Les musiques de "Luys i Luso", dont la sortie a été précédée par une tournée internationale, prennent une résonance particulière en cette année du centenaire du génocide arménien. Actuellement en France, Tigran Hamasyan et les chanteurs qui l'accompagnent se produisent ce lundi soir à Angoulême, puis à Paris, Nîmes et Marseille.
- Culturebox : Depuis quand nourrissiez-vous le projet de réaliser un disque autour de la musique sacrée arménienne ?

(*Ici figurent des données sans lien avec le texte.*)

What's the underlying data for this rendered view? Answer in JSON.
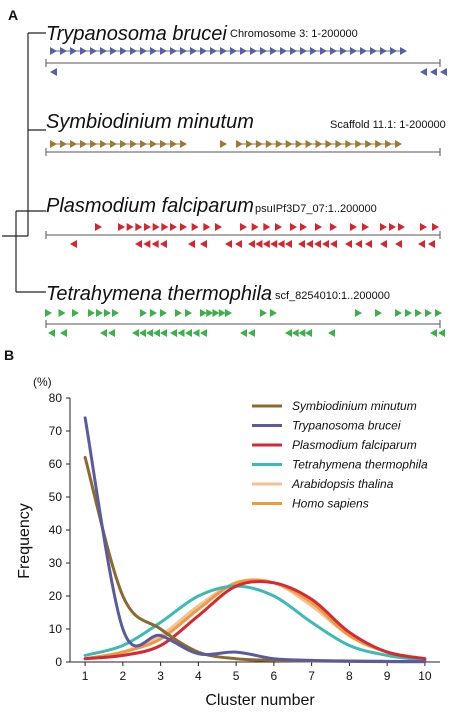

- Tigran Hamasyan : Depuis le moment où j'ai découvert cette musique, ainsi que la musique folklorique arménienne, à l'âge de 14 ans, je n'ai jamais cessé d'en écouter. Mais je considérais que c'était quelque chose de trop élevé, trop grand pour moi, alors je m'occupais plutôt de musique folklorique. J'adorais et continuais d'écouter certaines mélodies, "sharakans". Récemment, j'ai arrangé une pièce sacrée pour l'album "A Fable" et une autre pour "Shadow Theater". Mais pendant très longtemps, j'écoutais cette musique sans vraiment comprendre ce que je pourrais en faire. Je voulais réaliser quelque chose de sérieux autour de ça.

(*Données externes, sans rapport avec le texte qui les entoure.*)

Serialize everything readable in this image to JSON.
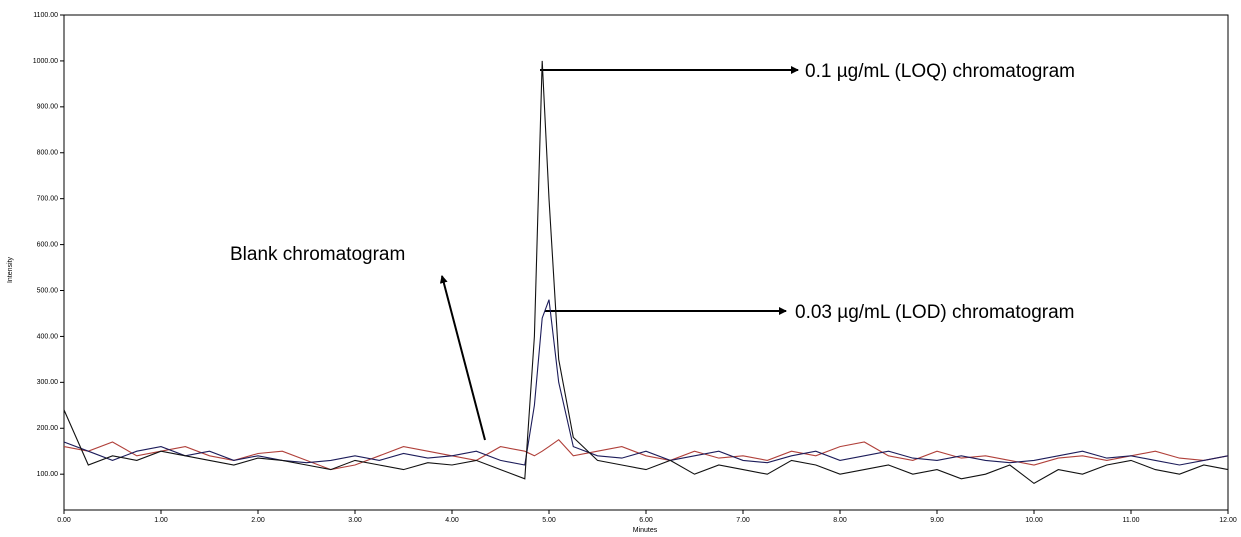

- Quand le déclic s'est-il produit ?
- Ce n'est qu'il y a trois ans environ que j'ai décidé de me consacrer sérieusement à ce projet. C'était vraiment étrange. Je ne sais pas comment c'est venu. Je suppose que cette idée était arrivée à une sorte de maturité dans mon esprit. J'étais prêt à me lancer.
- L'aboutissement de ce projet n'est donc pas lié au centenaire du génocide arménien que l'on commémore cette année...
- Pas vraiment. Quand j'ai commencé à travailler dessus en 2013, je ne pensais pas qu'il sortirait en 2015. Mais finalement, tout a coïncidé.
- Vous avez enregistré ce disque avec le Chœur de chambre d'Erevan. Est-il le plus important chœur d'Arménie ?
- Non, il en existe trois à Erevan. Ils sont tous formidables. Chacun possède sa particularité. J'ai choisi ce chœur parce que je cherchais des chanteurs qui n'auraient pas uniquement une formation en musique classique, qui ne seraient pas issus de cet univers. Je voulais des voix féminines, et surtout masculines, qui pourraient chanter à la façon dont on interprétait traditionnellement la liturgie, mais aussi de la musique contemporaine.
- Et vous les avez trouvées dans ce chœur.
- Dans ce chœur, pas mal d'hommes possèdent des voix assez crues, brutes, même s'ils ne sont pas habitués à interprêter de la musique contemporaine. C'est drôle, parce que quand je suis rentré en Arménie pour ce projet, je me suis mis en quête de ce type de voix, de groupe. J'ai appelé un ami, Arthur Shahnazarian, qui est compositeur, musicologue et professeur. Je lui ai parlé de mon projet et du type de voix que je recherchais. Il m'a dit : "Aujourd'hui, j'enregistre un chœur masculin de musique sacrée arménienne ! Viens au studio, tu pourras l'écouter." Deux heures plus tard, j'étais au studio, j'ai écouté ces chanteurs et je me suis dit que je pourrais travailler avec eux. Ce n'était pas tout à fait ce que je voulais car ces chanteurs conservaient quelques influences classiques, mais j'ai adoré leurs voix.
- Comment s'est passé le travail avec ces chanteurs et chanteuses ?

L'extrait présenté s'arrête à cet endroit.